Pulp Archive

OWEN EARL   16 April 2021

Lookin’
A library of old cowboy pulp magazines


★ VISIT ARCHIVE ★


The Cowboy Collective Pulp Archive is a library of over 100 cowboy-themed pulp magazines and comics, dating all the way back to the 1800s. It features high-quality scans that can be navigated like a book, with the option to download the magazines/comics in a PDF format. These are all in the public domain, so feel free to remix and redistribute at your leisure. I will continue to expand the Cowboy Collective Pulp Archive with time, so be sure to check back in the future.

The Inspiration
I’m working on a Cowboy Collective project that is unrelated and will hopefully be ready to share soon. For this other project I need some cowboy illustrations, but I’m not advanced enough at drawing to do this myself, so I started searching around the internet for public domain sources of cowboy drawings.

Eventually I stumbled upon a PDF of a 1940s cowboy pulp magazine, and felt I had hit the jackpot. The thing is chalk-full of dynamic cowboy illustrations, but I also liked paging through it and reading the absurd ads for “giant frogs” and “learning electricity.” I downloaded the magazine, and spotted another. I downloaded that one too, and spotted another. My collection kept growing, until I was unable to remember if I had already downloaded a magazine or if it was new. If only there was a way to keep track of all these magazines!

Building the Archive
I decided it would be a worthwhile diversion if I built a little archive of the cowboy pulp magazines, if only for myself. I started writing down the name, date, and volume/issue number of the magazines until I had over 100 entries.

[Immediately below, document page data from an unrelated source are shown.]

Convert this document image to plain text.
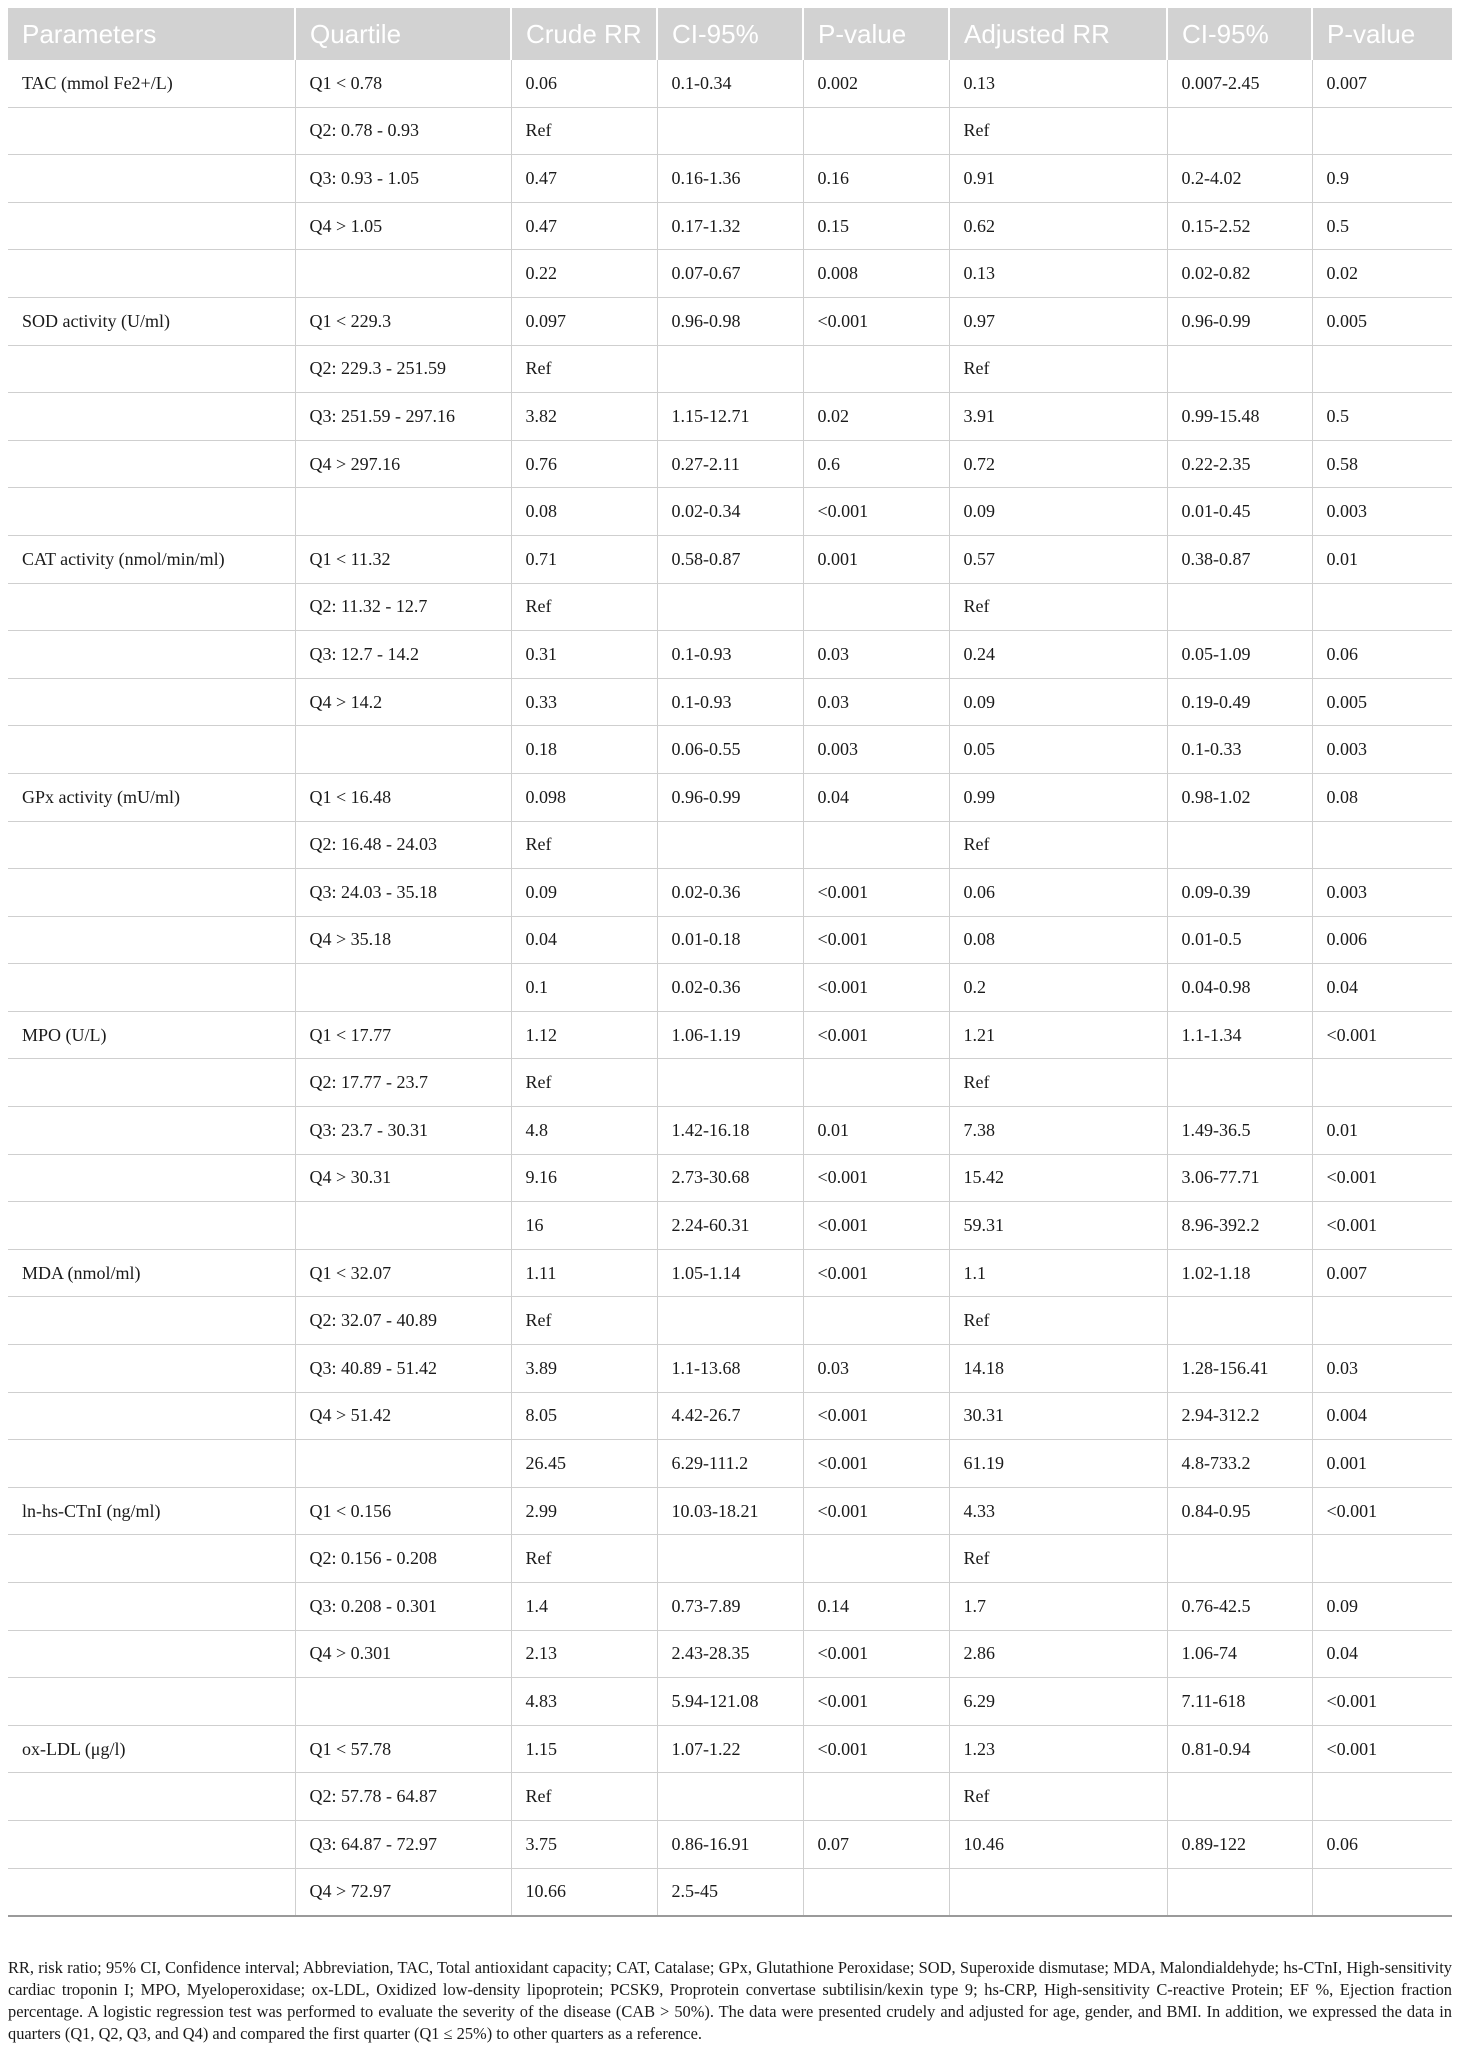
Parameters	Quartile	Crude RR	CI-95%	P-value	Adjusted RR	CI-95%	P-value
TAC (mmol Fe2+/L)	Q1 < 0.78	0.06	0.1-0.34	0.002	0.13	0.007-2.45	0.007
	Q2: 0.78 - 0.93	Ref			Ref		
	Q3: 0.93 - 1.05	0.47	0.16-1.36	0.16	0.91	0.2-4.02	0.9
	Q4 > 1.05	0.47	0.17-1.32	0.15	0.62	0.15-2.52	0.5
		0.22	0.07-0.67	0.008	0.13	0.02-0.82	0.02
SOD activity (U/ml)	Q1 < 229.3	0.097	0.96-0.98	<0.001	0.97	0.96-0.99	0.005
	Q2: 229.3 - 251.59	Ref			Ref		
	Q3: 251.59 - 297.16	3.82	1.15-12.71	0.02	3.91	0.99-15.48	0.5
	Q4 > 297.16	0.76	0.27-2.11	0.6	0.72	0.22-2.35	0.58
		0.08	0.02-0.34	<0.001	0.09	0.01-0.45	0.003
CAT activity (nmol/min/ml)	Q1 < 11.32	0.71	0.58-0.87	0.001	0.57	0.38-0.87	0.01
	Q2: 11.32 - 12.7	Ref			Ref		
	Q3: 12.7 - 14.2	0.31	0.1-0.93	0.03	0.24	0.05-1.09	0.06
	Q4 > 14.2	0.33	0.1-0.93	0.03	0.09	0.19-0.49	0.005
		0.18	0.06-0.55	0.003	0.05	0.1-0.33	0.003
GPx activity (mU/ml)	Q1 < 16.48	0.098	0.96-0.99	0.04	0.99	0.98-1.02	0.08
	Q2: 16.48 - 24.03	Ref			Ref		
	Q3: 24.03 - 35.18	0.09	0.02-0.36	<0.001	0.06	0.09-0.39	0.003
	Q4 > 35.18	0.04	0.01-0.18	<0.001	0.08	0.01-0.5	0.006
		0.1	0.02-0.36	<0.001	0.2	0.04-0.98	0.04
MPO (U/L)	Q1 < 17.77	1.12	1.06-1.19	<0.001	1.21	1.1-1.34	<0.001
	Q2: 17.77 - 23.7	Ref			Ref		
	Q3: 23.7 - 30.31	4.8	1.42-16.18	0.01	7.38	1.49-36.5	0.01
	Q4 > 30.31	9.16	2.73-30.68	<0.001	15.42	3.06-77.71	<0.001
		16	2.24-60.31	<0.001	59.31	8.96-392.2	<0.001
MDA (nmol/ml)	Q1 < 32.07	1.11	1.05-1.14	<0.001	1.1	1.02-1.18	0.007
	Q2: 32.07 - 40.89	Ref			Ref		
	Q3: 40.89 - 51.42	3.89	1.1-13.68	0.03	14.18	1.28-156.41	0.03
	Q4 > 51.42	8.05	4.42-26.7	<0.001	30.31	2.94-312.2	0.004
		26.45	6.29-111.2	<0.001	61.19	4.8-733.2	0.001
ln-hs-CTnI (ng/ml)	Q1 < 0.156	2.99	10.03-18.21	<0.001	4.33	0.84-0.95	<0.001
	Q2: 0.156 - 0.208	Ref			Ref		
	Q3: 0.208 - 0.301	1.4	0.73-7.89	0.14	1.7	0.76-42.5	0.09
	Q4 > 0.301	2.13	2.43-28.35	<0.001	2.86	1.06-74	0.04
		4.83	5.94-121.08	<0.001	6.29	7.11-618	<0.001
ox-LDL (μg/l)	Q1 < 57.78	1.15	1.07-1.22	<0.001	1.23	0.81-0.94	<0.001
	Q2: 57.78 - 64.87	Ref			Ref		
	Q3: 64.87 - 72.97	3.75	0.86-16.91	0.07	10.46	0.89-122	0.06
	Q4 > 72.97	10.66	2.5-45				

RR, risk ratio; 95% CI, Confidence interval; Abbreviation, TAC, Total antioxidant capacity; CAT, Catalase; GPx, Glutathione Peroxidase; SOD, Superoxide dismutase; MDA, Malondialdehyde; hs-CTnI, High-sensitivity cardiac troponin I; MPO, Myeloperoxidase; ox-LDL, Oxidized low-density lipoprotein; PCSK9, Proprotein convertase subtilisin/kexin type 9; hs-CRP, High-sensitivity C-reactive Protein; EF %, Ejection fraction percentage. A logistic regression test was performed to evaluate the severity of the disease (CAB > 50%). The data were presented crudely and adjusted for age, gender, and BMI. In addition, we expressed the data in quarters (Q1, Q2, Q3, and Q4) and compared the first quarter (Q1 ≤ 25%) to other quarters as a reference.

The majority of the magazines were coming from archive.org, which has a brilliant little feature that lets you turn through the pages as if you are reading a physical book without downloading it. I love it and decided I would like to build a web page that would act like a library, where you could pick up a magazine that catches your eye, flip through it, and put it back.

Archive.org has some smart formatting, in that there is a predictable hyperlink for everything, so if you have a link to a PDF (https://archive.org/download/1926-05-frontier-stories-v-004n-002/1926-05%20Frontier%20Stories%20v004n002.pdf) you could figure out the link to embed the page-turning feature on your site (https://archive.org/embed/1926-05-frontier-stories-v-004n-002/) as well as the cover image (https://archive.org/download/1926-05-frontier-stories-v-004n-002/__ia_thumb.jpg).

This is great because I will only have to write down one link per entry, and the computer can figure out the other necessary information.

It does mean that for pulp magazines not already on archive.org, copies have been uploaded to the Cowboy Collective page. I am proud to feel as though I am contributing to something as cool as the archive.org library.

I would like to acknowledge the amazing time, energy, and expertise that has gone into the many projects that make this archive possible, including archive.org, the Pulp Magazines Project, and Phil Stephensen-Payne’s incredible FictionMags Index.

The hope is the Cowboy Collective Pulp Archive makes discovering and navigating cowboy themed pulp magazines and comics easy and fun.